Antananarivo, 3 Novembre, 8h15 – Mesures d’urgence à Antsiranana après les violences meurtrières du week-end. Les autorités déploient des éléments des forces de défense et de sécurité et instaurent le couvre-feu de 20h à 4h du matin autour du campus universitaire d’Antsiranana et dans les quartiers de Lazaret Nord et Sud. La décision a été prise après que les violences survenues sur les lieux depuis samedi et qui ont fait un mort et des blessés, selon le bilan de préfecture d’Antsiranana.
Le Haut conseiller présidentiel de la Refondation, le colonel Lucien Rabearimanana, dépêché sur place annonce, par ailleurs, l’ouverture d’une enquête sur le décès signalé. Le ministre de l’Enseignement supérieur et de la recherche scientifique, Ndaohialy Manda-Vy Ravonimanantsoa, de son côté, fait part de la rénovation imminente des logements d’étudiants en cité universitaire.
Mais il évoque également l’arrivée prochaine des panneaux solaires pour stabiliser l’électricité sur le campus, le lancement à venir des travaux de forage pour améliorer l’approvisionnement en eau, et le paiement dans trois semaines de deux mois de bourses d’études.
La délégation gouvernementale venue sur place, incluant également la ministre de la Santé publique, ainsi que la préfète d’Antsiranana, a également rencontré les familles des victimes des violences.
Selon la préfecture d’Antsiranana, les violences sont survenues alors que certains occupants des logements destinés aux étudiants de l’Université ont refusé de libérer les lieux à l’expiration de l’ultimatum des étudiants.
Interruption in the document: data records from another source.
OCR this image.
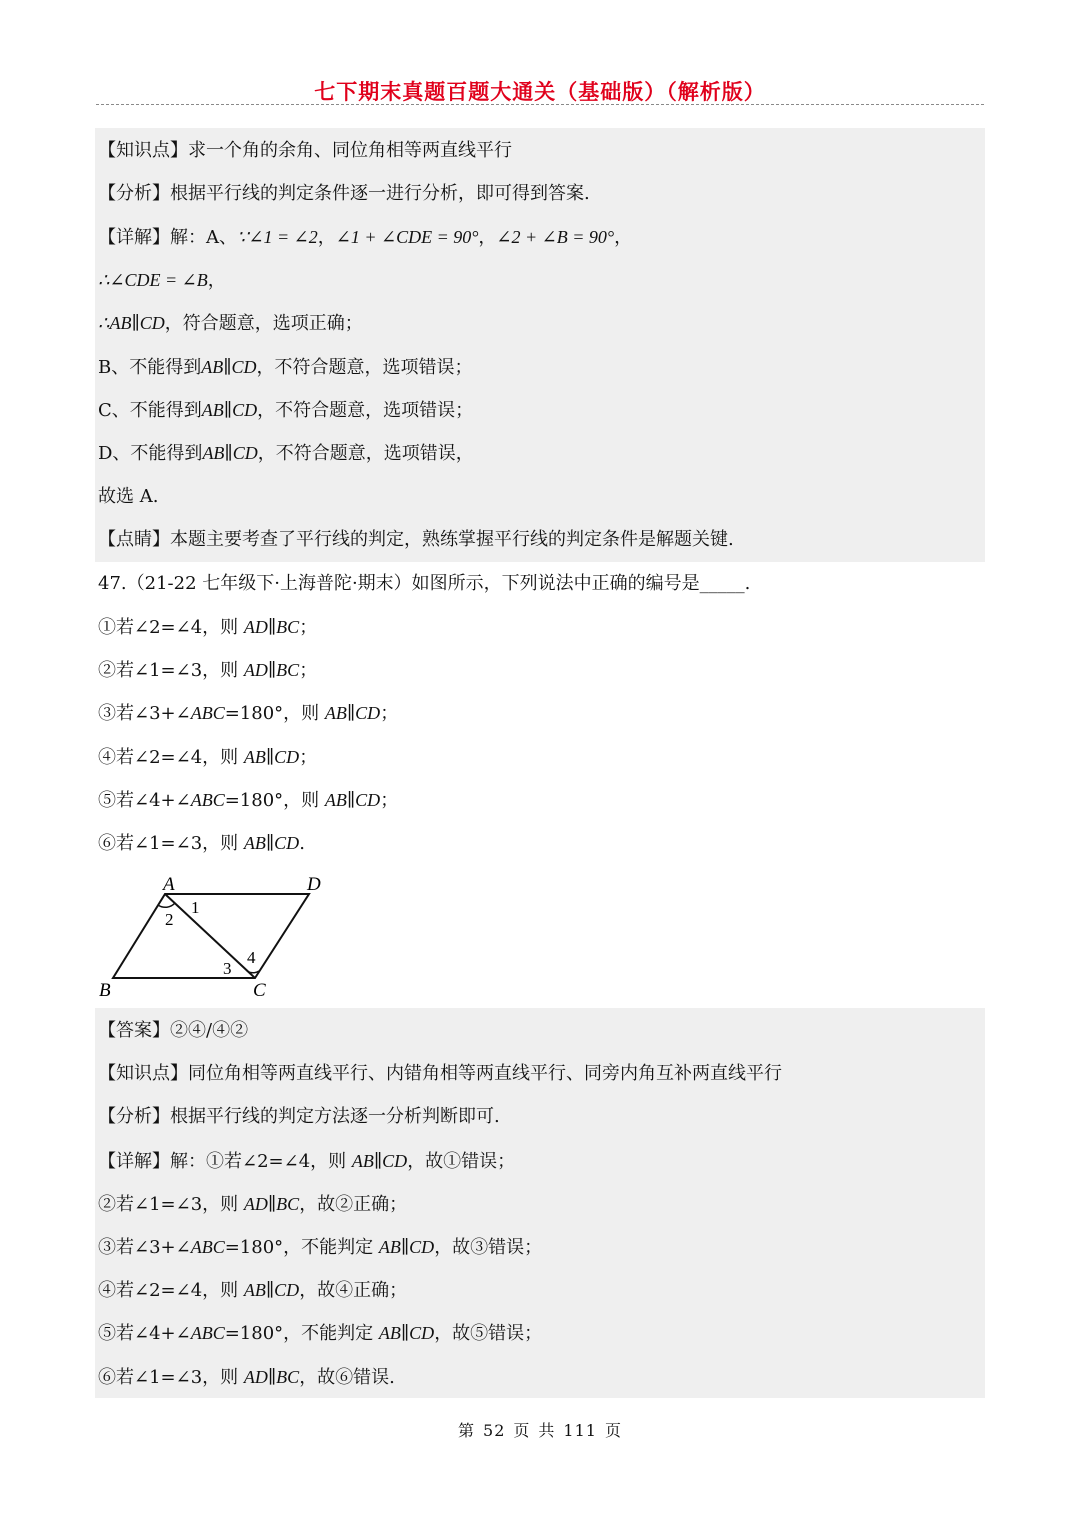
七下期末真题百题大通关（基础版）（解析版）
【知识点】求一个角的余角、同位角相等两直线平行
【分析】根据平行线的判定条件逐一进行分析，即可得到答案.
【详解】解：A、∵∠1 = ∠2，∠1 + ∠CDE = 90°，∠2 + ∠B = 90°，
∴∠CDE = ∠B，
∴AB∥CD，符合题意，选项正确；
B、不能得到AB∥CD，不符合题意，选项错误；
C、不能得到AB∥CD，不符合题意，选项错误；
D、不能得到AB∥CD，不符合题意，选项错误，
故选 A.
【点睛】本题主要考查了平行线的判定，熟练掌握平行线的判定条件是解题关键.
47.（21-22 七年级下·上海普陀·期末）如图所示，下列说法中正确的编号是_____.
①若∠2=∠4，则 AD∥BC；
②若∠1=∠3，则 AD∥BC；
③若∠3+∠ABC=180°，则 AB∥CD；
④若∠2=∠4，则 AB∥CD；
⑤若∠4+∠ABC=180°，则 AB∥CD；
⑥若∠1=∠3，则 AB∥CD.
A	D
B	C
1
2
3
4
【答案】②④/④②
【知识点】同位角相等两直线平行、内错角相等两直线平行、同旁内角互补两直线平行
【分析】根据平行线的判定方法逐一分析判断即可.
【详解】解：①若∠2=∠4，则 AB∥CD，故①错误；
②若∠1=∠3，则 AD∥BC，故②正确；
③若∠3+∠ABC=180°，不能判定 AB∥CD，故③错误；
④若∠2=∠4，则 AB∥CD，故④正确；
⑤若∠4+∠ABC=180°，不能判定 AB∥CD，故⑤错误；
⑥若∠1=∠3，则 AD∥BC，故⑥错误.
第 52 页 共 111 页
Des sources locales indiquent que les occupants sont principalement des enseignants vacataires ainsi que des agents du personnel administratif et technique de l’Université d’Antsiranana.
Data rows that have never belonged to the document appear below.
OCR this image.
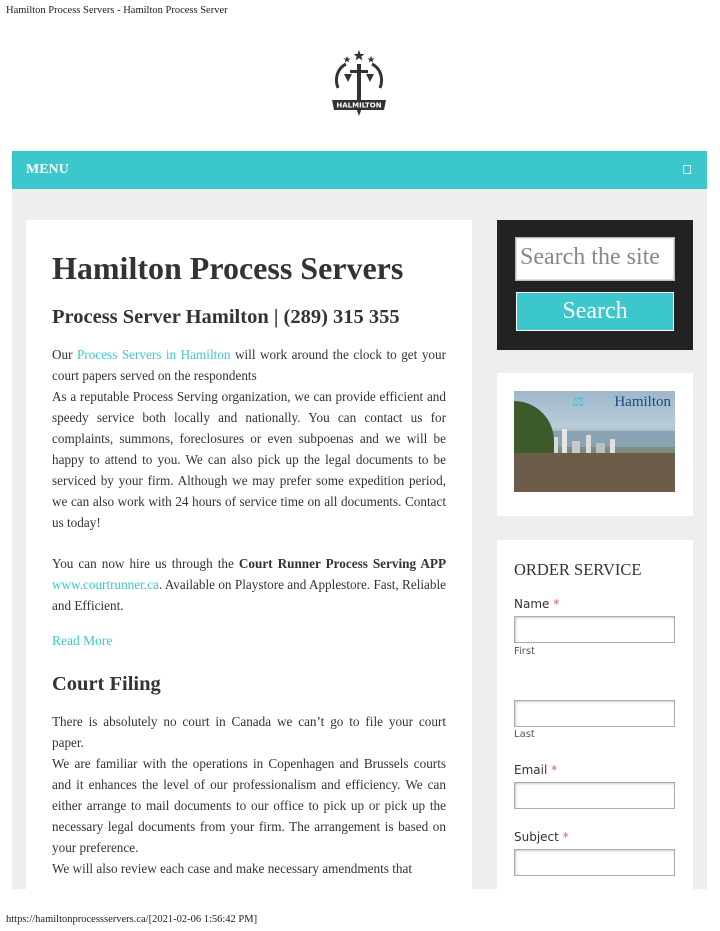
Hamilton Process Servers - Hamilton Process Server
HALMILTON
MENU
Hamilton Process Servers
Process Server Hamilton | (289) 315 355

Our Process Servers in Hamilton will work around the clock to get your court papers served on the respondents
As a reputable Process Serving organization, we can provide efficient and speedy service both locally and nationally. You can contact us for complaints, summons, foreclosures or even subpoenas and we will be happy to attend to you. We can also pick up the legal documents to be serviced by your firm. Although we may prefer some expedition period, we can also work with 24 hours of service time on all documents. Contact us today!

You can now hire us through the Court Runner Process Serving APP www.courtrunner.ca. Available on Playstore and Applestore. Fast, Reliable and Efficient.

Read More
Court Filing

There is absolutely no court in Canada we can’t go to file your court paper.
We are familiar with the operations in Copenhagen and Brussels courts and it enhances the level of our professionalism and efficiency. We can either arrange to mail documents to our office to pick up or pick up the necessary legal documents from your firm. The arrangement is based on your preference.
We will also review each case and make necessary amendments that

Search the site
Search
⚖ Hamilton
ORDER SERVICE
Name *
First
Last
Email *
Subject *
https://hamiltonprocessservers.ca/[2021-02-06 1:56:42 PM]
Les mêmes sources rapportent que les étudiants auraient été attaqués par des “foroches”, des jeunes armés réputés pour leur violence, et auraient riposté, d’où la violence des heurts. Les jeunes habitants des quartiers Lazaret, riverains du campus, seraient également entrés en scène “pour protéger nos quartiers”, selon leur témoignage. Les affrontements ont fait un mort et causé de nombreux blessés.